Beyond Conventional Security in Sponge-Based Authenticated Encryption Modes

Abstract

The Sponge function is known to achieve 2^{c/2} security, where c is its capacity. This bound was carried over to its keyed variants, such as SpongeWrap, to achieve a min {2^{c/2},2^kappa } security bound, with kappa the key length. Similarly, many CAESAR competition submissions were designed to comply with the classical 2^{c/2} security bound. We show that Sponge-based constructions for authenticated encryption can achieve the significantly higher bound of min {2^{b/2},2^c,2^kappa }, with b>c the permutation size, by proving that the CAESAR submission NORX achieves this bound.

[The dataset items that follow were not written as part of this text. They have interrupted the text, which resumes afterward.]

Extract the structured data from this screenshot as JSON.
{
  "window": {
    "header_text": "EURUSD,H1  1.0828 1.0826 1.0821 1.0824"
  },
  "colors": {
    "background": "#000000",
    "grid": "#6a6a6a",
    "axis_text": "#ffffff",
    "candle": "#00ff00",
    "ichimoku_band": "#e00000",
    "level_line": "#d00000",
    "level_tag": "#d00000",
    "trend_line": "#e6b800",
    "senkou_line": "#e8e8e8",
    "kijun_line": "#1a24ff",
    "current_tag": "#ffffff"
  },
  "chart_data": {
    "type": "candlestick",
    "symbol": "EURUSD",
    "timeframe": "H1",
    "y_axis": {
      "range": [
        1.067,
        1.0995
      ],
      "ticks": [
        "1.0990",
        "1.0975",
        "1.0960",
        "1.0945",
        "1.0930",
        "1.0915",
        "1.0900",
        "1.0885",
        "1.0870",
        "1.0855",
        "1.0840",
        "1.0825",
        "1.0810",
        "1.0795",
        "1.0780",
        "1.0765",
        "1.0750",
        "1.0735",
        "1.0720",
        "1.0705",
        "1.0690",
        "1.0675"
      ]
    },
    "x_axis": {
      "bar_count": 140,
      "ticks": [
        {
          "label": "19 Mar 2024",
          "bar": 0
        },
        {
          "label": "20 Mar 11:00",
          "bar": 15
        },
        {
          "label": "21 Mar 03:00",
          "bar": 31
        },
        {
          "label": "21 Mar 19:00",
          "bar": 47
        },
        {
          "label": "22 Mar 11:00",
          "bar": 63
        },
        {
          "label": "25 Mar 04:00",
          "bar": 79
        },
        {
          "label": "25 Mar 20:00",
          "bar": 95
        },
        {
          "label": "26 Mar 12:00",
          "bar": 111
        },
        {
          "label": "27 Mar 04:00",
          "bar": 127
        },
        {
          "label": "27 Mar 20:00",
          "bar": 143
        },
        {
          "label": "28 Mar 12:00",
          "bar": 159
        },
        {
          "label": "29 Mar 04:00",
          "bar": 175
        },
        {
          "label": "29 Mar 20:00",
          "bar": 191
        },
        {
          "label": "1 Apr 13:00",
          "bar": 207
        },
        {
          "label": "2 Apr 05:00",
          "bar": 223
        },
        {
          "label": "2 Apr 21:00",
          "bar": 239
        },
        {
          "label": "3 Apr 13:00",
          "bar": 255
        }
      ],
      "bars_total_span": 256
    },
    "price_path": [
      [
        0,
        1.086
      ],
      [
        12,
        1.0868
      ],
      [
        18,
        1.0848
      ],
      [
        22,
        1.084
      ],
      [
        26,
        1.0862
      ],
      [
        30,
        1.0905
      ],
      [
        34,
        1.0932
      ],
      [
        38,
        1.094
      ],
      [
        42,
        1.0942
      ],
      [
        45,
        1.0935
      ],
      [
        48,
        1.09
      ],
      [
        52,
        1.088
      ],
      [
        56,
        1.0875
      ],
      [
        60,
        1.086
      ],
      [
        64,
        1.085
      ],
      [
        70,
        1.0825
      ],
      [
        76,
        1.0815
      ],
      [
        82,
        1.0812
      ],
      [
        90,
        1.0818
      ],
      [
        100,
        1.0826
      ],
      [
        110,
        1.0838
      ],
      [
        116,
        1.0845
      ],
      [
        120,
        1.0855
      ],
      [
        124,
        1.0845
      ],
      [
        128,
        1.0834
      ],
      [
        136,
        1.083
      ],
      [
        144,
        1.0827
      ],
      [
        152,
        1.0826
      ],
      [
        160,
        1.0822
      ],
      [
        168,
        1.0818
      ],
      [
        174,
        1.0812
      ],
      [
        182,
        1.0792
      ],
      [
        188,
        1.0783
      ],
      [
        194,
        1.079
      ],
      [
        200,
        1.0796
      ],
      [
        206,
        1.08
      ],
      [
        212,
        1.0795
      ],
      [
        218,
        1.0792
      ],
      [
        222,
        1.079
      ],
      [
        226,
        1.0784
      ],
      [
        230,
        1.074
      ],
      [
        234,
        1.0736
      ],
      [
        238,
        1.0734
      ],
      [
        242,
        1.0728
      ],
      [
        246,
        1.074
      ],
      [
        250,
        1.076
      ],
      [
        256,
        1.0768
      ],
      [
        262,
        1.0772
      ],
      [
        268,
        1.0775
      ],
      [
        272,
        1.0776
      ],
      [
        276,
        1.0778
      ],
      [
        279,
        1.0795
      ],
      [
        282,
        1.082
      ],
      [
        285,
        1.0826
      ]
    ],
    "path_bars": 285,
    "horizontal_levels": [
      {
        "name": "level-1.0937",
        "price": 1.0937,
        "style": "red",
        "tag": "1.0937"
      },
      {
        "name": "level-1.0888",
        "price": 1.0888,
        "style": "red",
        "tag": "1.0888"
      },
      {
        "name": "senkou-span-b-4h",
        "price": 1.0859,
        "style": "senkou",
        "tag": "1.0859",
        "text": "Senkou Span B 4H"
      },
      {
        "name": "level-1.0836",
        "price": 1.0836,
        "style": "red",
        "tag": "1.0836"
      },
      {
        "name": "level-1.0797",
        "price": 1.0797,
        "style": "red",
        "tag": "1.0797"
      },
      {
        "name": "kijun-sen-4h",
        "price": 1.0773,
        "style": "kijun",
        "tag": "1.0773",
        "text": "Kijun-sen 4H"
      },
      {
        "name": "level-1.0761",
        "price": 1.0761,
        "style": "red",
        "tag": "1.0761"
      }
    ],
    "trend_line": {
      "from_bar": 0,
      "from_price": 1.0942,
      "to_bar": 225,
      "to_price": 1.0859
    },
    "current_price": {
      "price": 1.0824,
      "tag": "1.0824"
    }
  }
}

The proof relies on rigorous computation of multi-collision probabilities, which may be of independent interest. We additionally derive a generic attack based on multi-collisions that matches the bound. We show how to apply the proof to five other Sponge-based CAESAR submissions: Ascon, CBEAM/STRIBOB, ICEPOLE, Keyak, and two out of the three PRIMATEs. A direct application of the result shows that the parameter choices of some of these submissions are overly conservative. Simple tweaks render the schemes considerably more efficient without sacrificing security. We finally consider the remaining one of the three PRIMATEs, APE, and derive a blockwise adaptive attack in the nonce-respecting setting with complexity 2^{c/2}, therewith demonstrating that the techniques cannot be applied to APE.